The rulebook forbids: “disclosing inside information to any person, with or without reward, where the participant knew or might reasonably have known that such disclosure might lead to the information being used in relation to betting.”
The harshness of the ruling was puzzling to some because Smith’s post could have been considered good publicity for the women’s Big Bash League, the top competition in Australia for the short Twenty20 form of cricket. The women’s league has struggled to match the popularity of the men’s league. The 2019 final drew 5,000 fans, for example, while the men’s final drew 40,000.
Others pointed out that James Pattinson, a male Australian player, was suspended Sunday for only one game for “using obscene or abusive language” in a match — widely reported to be a homophobic slur.

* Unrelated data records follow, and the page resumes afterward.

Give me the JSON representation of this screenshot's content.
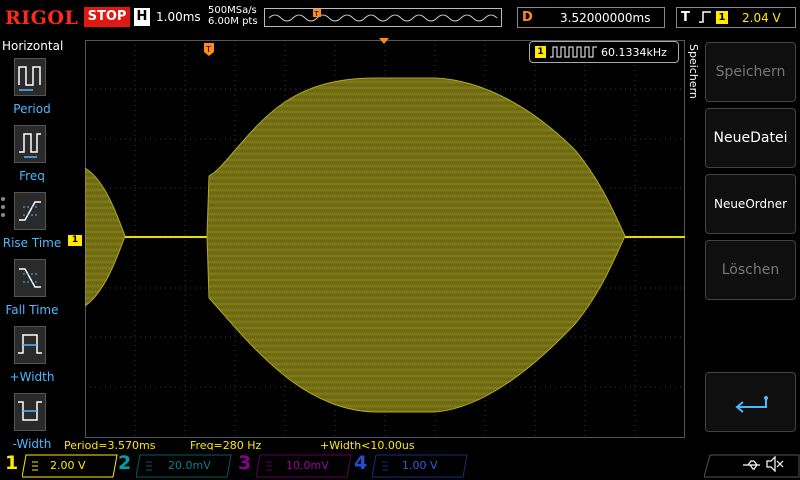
{
  "topbar": {
    "brand": "RIGOL",
    "run_state": "STOP",
    "h_label": "H",
    "timebase": "1.00ms",
    "sample_rate": "500MSa/s",
    "memory_depth": "6.00M pts",
    "delay_label": "D",
    "delay_value": "3.52000000ms",
    "trigger_label": "T",
    "trigger_channel": "1",
    "trigger_level": "2.04 V"
  },
  "left_menu": {
    "title": "Horizontal",
    "items": [
      {
        "label": "Period",
        "icon": "period-icon"
      },
      {
        "label": "Freq",
        "icon": "freq-icon"
      },
      {
        "label": "Rise Time",
        "icon": "rise-time-icon"
      },
      {
        "label": "Fall Time",
        "icon": "fall-time-icon"
      },
      {
        "label": "+Width",
        "icon": "pos-width-icon"
      },
      {
        "label": "-Width",
        "icon": "neg-width-icon"
      }
    ]
  },
  "screen": {
    "ch1_marker": "1",
    "frequency_counter_channel": "1",
    "frequency_counter": "60.1334kHz"
  },
  "measurements": {
    "period": "Period=3.570ms",
    "freq": "Freq=280 Hz",
    "width": "+Width<10.00us"
  },
  "right_menu": {
    "title": "Speichern",
    "buttons": [
      {
        "label": "Speichern",
        "enabled": false
      },
      {
        "label": "NeueDatei",
        "enabled": true
      },
      {
        "label": "NeueOrdner",
        "enabled": true
      },
      {
        "label": "Löschen",
        "enabled": false
      },
      {
        "label": "",
        "icon": "return-icon",
        "enabled": true
      }
    ]
  },
  "channels": [
    {
      "num": "1",
      "scale": "2.00 V",
      "color": "#ffea00",
      "active": true
    },
    {
      "num": "2",
      "scale": "20.0mV",
      "color": "#00a0a8",
      "active": false
    },
    {
      "num": "3",
      "scale": "10.0mV",
      "color": "#c000c0",
      "active": false
    },
    {
      "num": "4",
      "scale": "1.00 V",
      "color": "#2060ff",
      "active": false
    }
  ],
  "colors": {
    "trace": "#c8c000",
    "accent": "#ff8c1a",
    "brand": "#ff2a1a"
  }
}
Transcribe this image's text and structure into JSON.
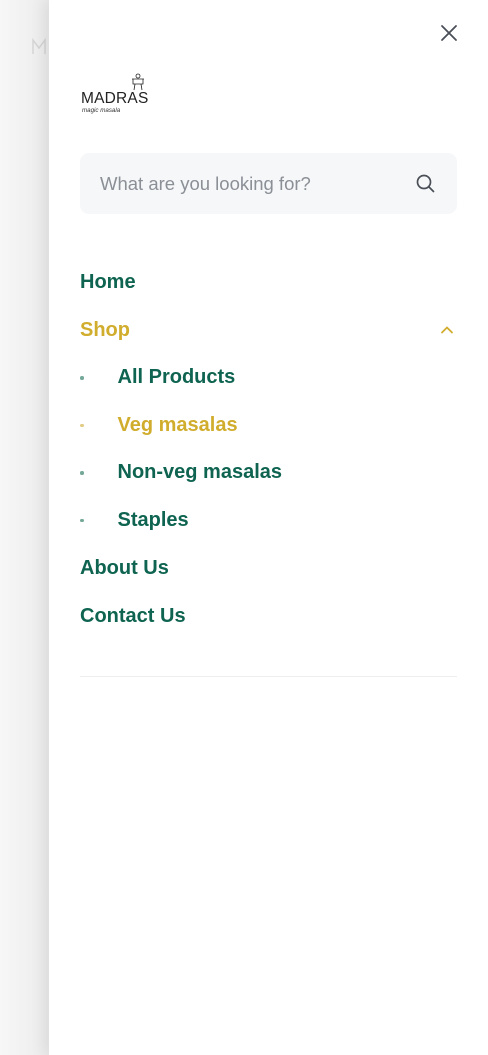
{
  "brand": {
    "logo_text": "MADRAS",
    "logo_tagline": "magic masala"
  },
  "search": {
    "placeholder": "What are you looking for?",
    "value": ""
  },
  "nav": {
    "home": "Home",
    "shop": "Shop",
    "shop_expanded": true,
    "shop_submenu": [
      {
        "label": "All Products",
        "active": false
      },
      {
        "label": "Veg masalas",
        "active": true
      },
      {
        "label": "Non-veg masalas",
        "active": false
      },
      {
        "label": "Staples",
        "active": false
      }
    ],
    "about": "About Us",
    "contact": "Contact Us"
  },
  "colors": {
    "primary_green": "#0e6450",
    "accent_gold": "#d1ad2d",
    "search_bg": "#f6f7f9",
    "placeholder_gray": "#8b8f96"
  },
  "icons": [
    "close-icon",
    "search-icon",
    "chevron-up-icon"
  ]
}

Smith was actually formally barred for a full year, but nine months of the penalty were suspended. In 2016, two female players were barred for six months for betting on men’s games.
Alistair Nicholson, the chief executive of the Australian Cricketers’ Association, said Smith’s post was a joke about her place in the batting order. “This is a case of an attempt at humour gone wrong,” he told The Age newspaper.
“Whilst Cricket Australia acknowledges that at the time of posting the team lineup there was no intent to breach the Anti-Corruption Code,” said Sean Carroll, Cricket Australia’s head of integrity and security, “there is no excuse for breaches, regardless of the reasons for information being disclosed.”
Smith will now miss the rest of the Big Bash League and the Women’s National Cricket League, a competition in a longer form of the sport.
And after everything else, the match that Smith improperly posted about was rained out.